When he started ArKay in 2011, Reynald remembers magazines claiming that they were the O'Douls of the spirit business. Because they were pioneers in the alcohol-free beer category, he took it as a complement. But that didn't immediately translate to sales.

"The first year we were doing maybe 10 bottles a day, it was nothing," he remembers. "I was losing money every day. Then the second year we were doing 500 bottles a day. I'm speaking about a couple of million dollars after a year. After three years we were doing $15 million. Then in 2019 we were doing $48 million. In 2020, we did $48 million."

At the speed things are moving, Reynald forecasts ArKay will reach the $100 million benchmark by the end of 2021. He says that sales in 2021 are up 10% each month, putting ArKay on track to reach that milestone by fall. With its own, large bottling plant, 110 employees, and Reynald's claim that "we do more sales than all our competitors combined," things are seemingly looking up for ArKay.

COVID has also greatly helped the zero proof space grow, Reynald says, because more people are sick, isolated, and living the booze-free lifestyle.

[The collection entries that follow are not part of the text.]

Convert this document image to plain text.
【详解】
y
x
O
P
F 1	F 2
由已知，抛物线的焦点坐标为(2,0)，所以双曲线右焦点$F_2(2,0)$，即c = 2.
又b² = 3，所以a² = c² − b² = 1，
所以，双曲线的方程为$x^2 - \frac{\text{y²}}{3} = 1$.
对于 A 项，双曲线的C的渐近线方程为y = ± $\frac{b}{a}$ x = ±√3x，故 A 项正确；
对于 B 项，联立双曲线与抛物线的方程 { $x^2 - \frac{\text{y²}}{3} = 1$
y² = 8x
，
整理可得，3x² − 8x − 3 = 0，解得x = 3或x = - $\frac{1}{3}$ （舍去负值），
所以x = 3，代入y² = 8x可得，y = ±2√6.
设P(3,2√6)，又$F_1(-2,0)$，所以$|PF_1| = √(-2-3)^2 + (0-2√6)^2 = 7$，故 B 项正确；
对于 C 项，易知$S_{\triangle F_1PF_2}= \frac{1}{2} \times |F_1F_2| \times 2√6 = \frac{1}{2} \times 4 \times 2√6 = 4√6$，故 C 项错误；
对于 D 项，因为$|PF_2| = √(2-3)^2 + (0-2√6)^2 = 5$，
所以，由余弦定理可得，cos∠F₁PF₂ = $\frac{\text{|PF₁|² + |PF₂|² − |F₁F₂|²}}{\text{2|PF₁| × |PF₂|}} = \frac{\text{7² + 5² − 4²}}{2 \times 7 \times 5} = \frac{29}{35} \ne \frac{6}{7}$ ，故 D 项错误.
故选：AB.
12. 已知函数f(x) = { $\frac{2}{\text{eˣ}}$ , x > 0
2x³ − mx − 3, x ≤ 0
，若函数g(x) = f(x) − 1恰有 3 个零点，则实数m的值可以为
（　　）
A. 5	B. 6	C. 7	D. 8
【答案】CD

He also explains that those regularly taking medication are a largely unrecognized sector of the community.

"A hundred million people are taking medicine every day in the U.S., so those people cannot drink liquor," he says. "They are all shamed because they cannot drink their favorite whiskey or their favorite tequila, so when they discover ArKay or my competitors, it's a relief. They can be happy, they can drink without drinking. It gives them this joy of living the game."

ArKay has also developed something of a reputation for sharing clever press releases with back-handed compliments that simultaneously congratulate fellow booze-free manufacturers while also reminding consumers that ArKay did it first.

In a recent press release promoting its 10th anniversary, ArKay writes, "We are extremely thankful that competitors such as Diageo-Seedlip have followed ArKay´s footsteps to change consumers' lifestyles."

An example of a cheeky press release taken from ArKay's website

Another recent press release says, "Arkay understands the hard work of launching a new brand and more if the brand is alcohol-free; for that matter, Arkay wants to thank Diageo (Gordon's owners) and Bacardi-Martini for launching an alcohol-free drink version on their own. It does feel great to see that the idea of alcohol-free spirits is now a trend that is expanding worldwide."

Considering that ArKay has many variants - 40 at our most recent count - everyone else in the space could be treated as a potential competitor. Nonetheless, Reynald doesn't see them that way. Between his kind words and slightly passive-aggressive press releases, 'frenemies' might be a better way of looking at it.

"If someone looks for very good gin, they look for Seedlip, and then the same person looks for a very good brandy so they look for ArKay because Seedlip doesn't make brandy," he says. "In the end, they are helping me a lot. We have over 70 competitors, and we love them all."